We asked financial experts what sorts of poor investment choices their physician-clients have made, and what you can learn from them.

The "Can't Miss" Investment

In times of market turmoil, everyone seems to have an elixir -- a single investment that will revive a sagging portfolio. In many cases, the magic bullet is raw land, based on the argument that "no one's making any more of it." Although that logic is tough to contest, land is generally considered highly illiquid, meaning that it is not as easy to cash out on your investment in land as it is with, say, stocks or mutual funds.

One dermatologist learned that the hard way. She began purchasing large tracts of land near several ski towns out West, until their value made up one third of her entire investment portfolio. When the real estate market went south and she needed to raise cash to cover some debts, she was unable to sell any of the land without taking a sizable hit.

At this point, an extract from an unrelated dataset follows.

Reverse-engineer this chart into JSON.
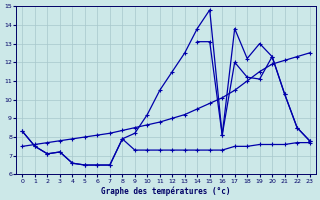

"We were forced to sell some rather promising stocks from her portfolio, at a loss," says her advisor, Matthew Kelley from Gold Medal Waters, a Boulder, Colorado, investment advisory firm. "It was a terrible time to have to sell." The dermatologist still owns all of the parcels of land some 10 years later, he adds.

Another physician-client called Kelley, ready to sink nearly $300,000 into DVD rental kiosks similar to those seen in many supermarkets, drugstores, and other high-traffic areas. Planned as a competitor to Redbox, an industry leader, the company charged investors upward of $50,000 per kiosk. The physician ordered 6 of them.

"There was no business plan, no financial statements for us to review," Kelley recalls. "[The physician] said he already owned one, and that it was 'breaking even.' Never mind that he wanted to put the new kiosks in small apartment buildings, some with as few as 10 residents. We tried to talk him out of it, but he wouldn't listen. Thankfully, the amount he spent didn't destroy or detail his retirement plan."

The lesson: Avoid investments that will not be easy to sell, especially if you expect you might need some cash in a hurry. As Kelley's dermatologist-client discovered, you might have to sell an otherwise good investment in a down market, increasing the pain of an already bad situation.